The value of
$$\lim_{n\to \infty} \int_0^1 nx^n e^{x^2} dx$$
is ____________(round off to three decimal places)
I tried integrating by parts and bring out some recurrence relation , but it was of no use.
However, I can show the limit to be greater than or equal to 1.
$\int_0^1 nx^n e^{x^2} dx \gt \int_0^1 nx^{n+2} dx$ (using $e^x\gt x $ for $x\gt 0$)
$=\frac n{n+3}=1-\frac 3{n+3}$
Taking limit as $n\to \infty$ , proves my assertion.
Please help me find the actual limit.Thanks in advance.
Put $y=x^{n}$. The integral becomes $\int_0^{1} y^{1/n}e^{y^{2/n}}dy$. Check that the integrand is bounded by $e$ and that it converges point-wise to $e$. By DCT the answer is $e$.

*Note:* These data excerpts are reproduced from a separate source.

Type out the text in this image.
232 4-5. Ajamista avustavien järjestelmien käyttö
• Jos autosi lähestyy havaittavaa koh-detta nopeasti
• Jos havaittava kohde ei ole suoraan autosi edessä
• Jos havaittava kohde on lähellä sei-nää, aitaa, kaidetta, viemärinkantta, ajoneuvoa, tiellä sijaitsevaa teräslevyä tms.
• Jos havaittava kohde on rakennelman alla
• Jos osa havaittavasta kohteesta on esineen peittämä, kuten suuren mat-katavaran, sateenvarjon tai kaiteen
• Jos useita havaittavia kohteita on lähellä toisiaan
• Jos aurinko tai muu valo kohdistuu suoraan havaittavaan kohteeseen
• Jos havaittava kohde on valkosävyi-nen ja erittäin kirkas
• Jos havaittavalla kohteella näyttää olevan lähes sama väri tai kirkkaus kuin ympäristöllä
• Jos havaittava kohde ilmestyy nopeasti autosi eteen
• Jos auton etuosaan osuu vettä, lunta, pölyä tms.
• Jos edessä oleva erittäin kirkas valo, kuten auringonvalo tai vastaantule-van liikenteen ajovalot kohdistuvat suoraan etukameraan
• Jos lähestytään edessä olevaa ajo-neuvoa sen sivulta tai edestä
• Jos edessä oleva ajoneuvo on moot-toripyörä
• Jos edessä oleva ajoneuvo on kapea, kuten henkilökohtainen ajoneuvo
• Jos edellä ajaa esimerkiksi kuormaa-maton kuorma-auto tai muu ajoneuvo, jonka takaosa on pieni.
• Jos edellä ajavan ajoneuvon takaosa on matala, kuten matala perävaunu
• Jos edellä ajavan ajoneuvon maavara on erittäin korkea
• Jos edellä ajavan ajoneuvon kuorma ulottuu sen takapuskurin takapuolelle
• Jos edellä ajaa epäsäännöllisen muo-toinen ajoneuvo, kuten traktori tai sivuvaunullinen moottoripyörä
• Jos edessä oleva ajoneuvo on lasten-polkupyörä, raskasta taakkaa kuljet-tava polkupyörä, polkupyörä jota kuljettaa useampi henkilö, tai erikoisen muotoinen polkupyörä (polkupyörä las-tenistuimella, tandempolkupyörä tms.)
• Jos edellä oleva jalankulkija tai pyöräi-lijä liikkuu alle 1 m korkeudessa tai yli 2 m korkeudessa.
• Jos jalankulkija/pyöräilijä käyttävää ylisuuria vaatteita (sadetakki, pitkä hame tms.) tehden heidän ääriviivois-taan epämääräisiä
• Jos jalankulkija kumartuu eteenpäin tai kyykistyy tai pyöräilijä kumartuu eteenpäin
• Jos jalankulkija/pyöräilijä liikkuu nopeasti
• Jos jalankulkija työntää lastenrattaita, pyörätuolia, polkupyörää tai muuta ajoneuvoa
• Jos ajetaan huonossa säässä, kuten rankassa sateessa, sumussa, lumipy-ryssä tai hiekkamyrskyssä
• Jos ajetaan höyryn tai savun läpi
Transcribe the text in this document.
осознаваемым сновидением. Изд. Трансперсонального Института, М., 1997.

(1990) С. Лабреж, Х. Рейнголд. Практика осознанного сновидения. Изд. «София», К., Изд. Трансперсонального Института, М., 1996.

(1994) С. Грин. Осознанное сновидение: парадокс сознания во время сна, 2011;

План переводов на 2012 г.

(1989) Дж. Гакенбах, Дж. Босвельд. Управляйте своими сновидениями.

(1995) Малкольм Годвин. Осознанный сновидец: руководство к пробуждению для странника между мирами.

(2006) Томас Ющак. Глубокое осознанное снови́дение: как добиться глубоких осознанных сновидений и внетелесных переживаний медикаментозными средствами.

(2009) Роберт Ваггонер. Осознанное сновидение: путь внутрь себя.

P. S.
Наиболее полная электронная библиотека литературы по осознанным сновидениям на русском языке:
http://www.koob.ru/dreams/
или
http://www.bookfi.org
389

Alternatively, \begin{equation} \int_0^1 nx^n e^{x^2} dx = \int_0^1nx^n\sum_{k=0}^\infty \frac{x^{2k}}{k!} = \sum_{k=0}^\infty \int_0^1\frac{nx^{2k+n}}{k!} = \sum_{k=0}^\infty \frac{n}{(2k+n+1)k!}. \end{equation} Now, \begin{equation} \lim_{n\to\infty}\int_0^1 nx^n e^{x^2} dx = \sum_{k=0}^\infty\lim_{n\to\infty}\frac{n}{(2k+n+1)k!}= \sum_{k=0}^\infty\frac{1}{k!}=e \end{equation}
$$I(n)=\int_0^1nx^ne^{x^2}dx$$ $u=x^2$ then $dx=\frac{du}{2x}$ and so: $$I(n)=\frac n2\int_0^1x^{n-1}e^{x^2}du=\frac n2\int_0^1u^{\frac{n-1}{2}}e^udu$$ now: $$e^u=\sum_{k=0}^\infty\frac{u^k}{k!}$$ and so: $$I(n)=\frac{n}{2}\int_0^1\sum_{k=0}^\infty\frac{u^{\frac{2k+n-1}{2}}}{k!}du=n\sum_{k=0}^\infty\frac{1}{(2k+n-1)k!}$$ now notice that: $$\lim_{n\to\infty}I(n)=\lim_{n\to\infty}\sum_{k=0}^\infty\frac{n}{(2k+n-1)k!}=\sum_{k=0}^\infty\frac{1}{k!}=e$$
Late answer because the question might be tagged as duplicate where I put this answer before:
Partial integration gives
$$I_n :=\int_0^1 \underbrace{nx^{n-1}}_{u'}\cdot\underbrace{xe^{x^2}}_{v}dx= \left.x^{n+1}e^{x^2}\right|_0^1- \underbrace{\int_0^1 x^n(1+2x^2)e^{x^2}dx}_{J_n=}=e-J_n$$
Now, $J_n$ can be easily estimated as follows $$0\leq J_n \leq 3e\int_0^1x^ndx=\frac{3e}{n+1}\stackrel{n\to \infty}{\longrightarrow}0$$
Hence, $I_n \stackrel{n\to \infty}{\longrightarrow} e$.